Runtime exception errors

If ColdFusion encounters a runtime exception, it does the action for the first matching condition in the following table:

Condition

Action

The code with the error is inside a cftry tag and the exception type is specified in a cfcatch tag.

Executes the code in the cfcatch tag.

If the cftry block does not have a cfcatch tag for this error, tests for an appropriate cferror handler or site-wide error handler.

The ColdFusion application has an Application.cfc with an onError method

Executes the code in the onError method. For more information on using the onError method, see Handling errors in Application.cfc.

A cferror tag specifies an exception error handler for the exception type.

Uses the error page specified by the cferror tag.

The Administrator Settings Site-wide Error Handler field specifies an error handler page.

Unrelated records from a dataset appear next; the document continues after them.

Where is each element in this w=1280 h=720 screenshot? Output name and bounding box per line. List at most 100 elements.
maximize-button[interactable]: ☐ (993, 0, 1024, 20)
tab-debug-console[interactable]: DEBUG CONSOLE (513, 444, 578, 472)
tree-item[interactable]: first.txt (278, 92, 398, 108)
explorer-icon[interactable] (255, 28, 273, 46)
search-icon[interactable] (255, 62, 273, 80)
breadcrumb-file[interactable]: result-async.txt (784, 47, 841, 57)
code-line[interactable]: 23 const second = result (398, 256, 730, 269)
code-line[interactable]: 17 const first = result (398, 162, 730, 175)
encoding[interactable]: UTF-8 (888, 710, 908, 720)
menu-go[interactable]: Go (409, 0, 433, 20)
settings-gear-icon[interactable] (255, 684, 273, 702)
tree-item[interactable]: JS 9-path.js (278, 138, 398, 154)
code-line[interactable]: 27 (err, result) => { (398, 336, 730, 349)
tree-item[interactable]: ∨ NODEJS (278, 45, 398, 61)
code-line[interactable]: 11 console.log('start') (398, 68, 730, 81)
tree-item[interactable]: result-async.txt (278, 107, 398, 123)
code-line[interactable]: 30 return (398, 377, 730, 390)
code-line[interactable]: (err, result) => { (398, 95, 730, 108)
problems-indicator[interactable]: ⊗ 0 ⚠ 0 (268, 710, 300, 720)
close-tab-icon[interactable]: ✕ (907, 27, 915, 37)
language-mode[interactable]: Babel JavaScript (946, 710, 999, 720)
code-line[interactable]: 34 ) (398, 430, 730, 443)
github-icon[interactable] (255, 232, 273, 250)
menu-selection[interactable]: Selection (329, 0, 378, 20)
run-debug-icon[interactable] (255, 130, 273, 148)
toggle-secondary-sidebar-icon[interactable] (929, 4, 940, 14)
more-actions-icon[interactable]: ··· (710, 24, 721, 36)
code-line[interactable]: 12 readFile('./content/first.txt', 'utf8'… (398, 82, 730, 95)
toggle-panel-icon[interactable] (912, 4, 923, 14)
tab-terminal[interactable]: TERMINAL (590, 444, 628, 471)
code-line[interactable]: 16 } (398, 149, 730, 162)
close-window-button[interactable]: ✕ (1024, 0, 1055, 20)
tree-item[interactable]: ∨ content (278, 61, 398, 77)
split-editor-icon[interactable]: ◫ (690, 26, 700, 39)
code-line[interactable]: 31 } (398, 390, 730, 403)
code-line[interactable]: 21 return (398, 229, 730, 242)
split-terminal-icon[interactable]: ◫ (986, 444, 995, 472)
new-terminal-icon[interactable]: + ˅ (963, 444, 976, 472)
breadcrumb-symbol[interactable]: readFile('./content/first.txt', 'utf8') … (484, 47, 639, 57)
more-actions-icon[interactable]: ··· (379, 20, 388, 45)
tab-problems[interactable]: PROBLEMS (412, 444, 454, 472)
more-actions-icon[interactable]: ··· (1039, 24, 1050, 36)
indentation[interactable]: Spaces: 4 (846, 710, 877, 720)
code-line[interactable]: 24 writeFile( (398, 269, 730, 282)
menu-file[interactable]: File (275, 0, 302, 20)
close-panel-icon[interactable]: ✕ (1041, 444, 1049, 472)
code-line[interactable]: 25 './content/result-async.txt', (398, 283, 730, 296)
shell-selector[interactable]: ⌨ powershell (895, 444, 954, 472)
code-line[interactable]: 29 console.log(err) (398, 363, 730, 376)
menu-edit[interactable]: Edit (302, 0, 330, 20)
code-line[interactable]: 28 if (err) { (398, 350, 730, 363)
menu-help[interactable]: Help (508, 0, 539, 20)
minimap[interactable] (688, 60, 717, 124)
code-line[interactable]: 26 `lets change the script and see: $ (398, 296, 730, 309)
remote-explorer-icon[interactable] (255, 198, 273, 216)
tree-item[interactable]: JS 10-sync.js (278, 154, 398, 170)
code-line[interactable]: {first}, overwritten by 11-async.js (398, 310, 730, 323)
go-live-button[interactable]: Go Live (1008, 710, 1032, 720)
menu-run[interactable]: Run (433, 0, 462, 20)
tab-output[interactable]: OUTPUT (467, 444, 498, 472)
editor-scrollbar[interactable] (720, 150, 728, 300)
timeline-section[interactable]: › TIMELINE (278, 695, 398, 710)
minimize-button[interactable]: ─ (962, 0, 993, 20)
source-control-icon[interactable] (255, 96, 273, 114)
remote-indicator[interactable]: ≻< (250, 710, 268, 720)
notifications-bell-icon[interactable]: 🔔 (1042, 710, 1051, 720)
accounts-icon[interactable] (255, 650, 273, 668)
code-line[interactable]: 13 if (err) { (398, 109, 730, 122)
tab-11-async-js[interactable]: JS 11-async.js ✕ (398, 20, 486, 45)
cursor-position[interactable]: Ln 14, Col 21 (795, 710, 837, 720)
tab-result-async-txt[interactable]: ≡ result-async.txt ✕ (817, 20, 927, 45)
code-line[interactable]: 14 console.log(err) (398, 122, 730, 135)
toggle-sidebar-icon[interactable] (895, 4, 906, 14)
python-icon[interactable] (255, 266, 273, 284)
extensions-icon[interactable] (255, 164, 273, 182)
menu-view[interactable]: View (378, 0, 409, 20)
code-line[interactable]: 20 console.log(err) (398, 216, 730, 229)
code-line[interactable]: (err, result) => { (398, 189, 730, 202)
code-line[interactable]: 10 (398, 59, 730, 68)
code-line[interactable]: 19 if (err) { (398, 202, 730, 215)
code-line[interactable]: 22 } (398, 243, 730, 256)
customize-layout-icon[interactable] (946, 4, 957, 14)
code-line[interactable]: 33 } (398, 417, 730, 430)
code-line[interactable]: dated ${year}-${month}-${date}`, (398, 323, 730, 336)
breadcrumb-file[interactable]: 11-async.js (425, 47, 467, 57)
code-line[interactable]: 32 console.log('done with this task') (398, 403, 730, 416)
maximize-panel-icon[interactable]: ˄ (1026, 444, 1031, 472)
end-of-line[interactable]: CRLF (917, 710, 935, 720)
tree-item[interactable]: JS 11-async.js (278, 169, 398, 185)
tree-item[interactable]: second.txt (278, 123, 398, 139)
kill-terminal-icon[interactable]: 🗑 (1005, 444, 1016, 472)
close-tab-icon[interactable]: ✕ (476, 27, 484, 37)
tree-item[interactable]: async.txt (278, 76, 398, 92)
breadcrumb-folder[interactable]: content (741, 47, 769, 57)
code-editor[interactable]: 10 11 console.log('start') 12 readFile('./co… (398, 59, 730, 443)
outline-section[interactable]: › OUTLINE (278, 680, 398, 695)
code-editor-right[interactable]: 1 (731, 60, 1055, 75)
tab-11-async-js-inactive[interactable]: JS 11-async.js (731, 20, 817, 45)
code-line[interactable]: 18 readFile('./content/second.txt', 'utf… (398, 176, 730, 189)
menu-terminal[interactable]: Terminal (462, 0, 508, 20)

Uses the custom error page specified by the Administrator setting.

A cferror tag specifies a Request error handler.

Uses the error page specified by the cferror tag.

The default case.

Uses the standard error message format

For example, if an exception occurs in CFML code that is not in a cftry block, and Application.cfc does not have an onError method, but a cferror tag specifies a page to handle this error type, ColdFusion uses the specified error page.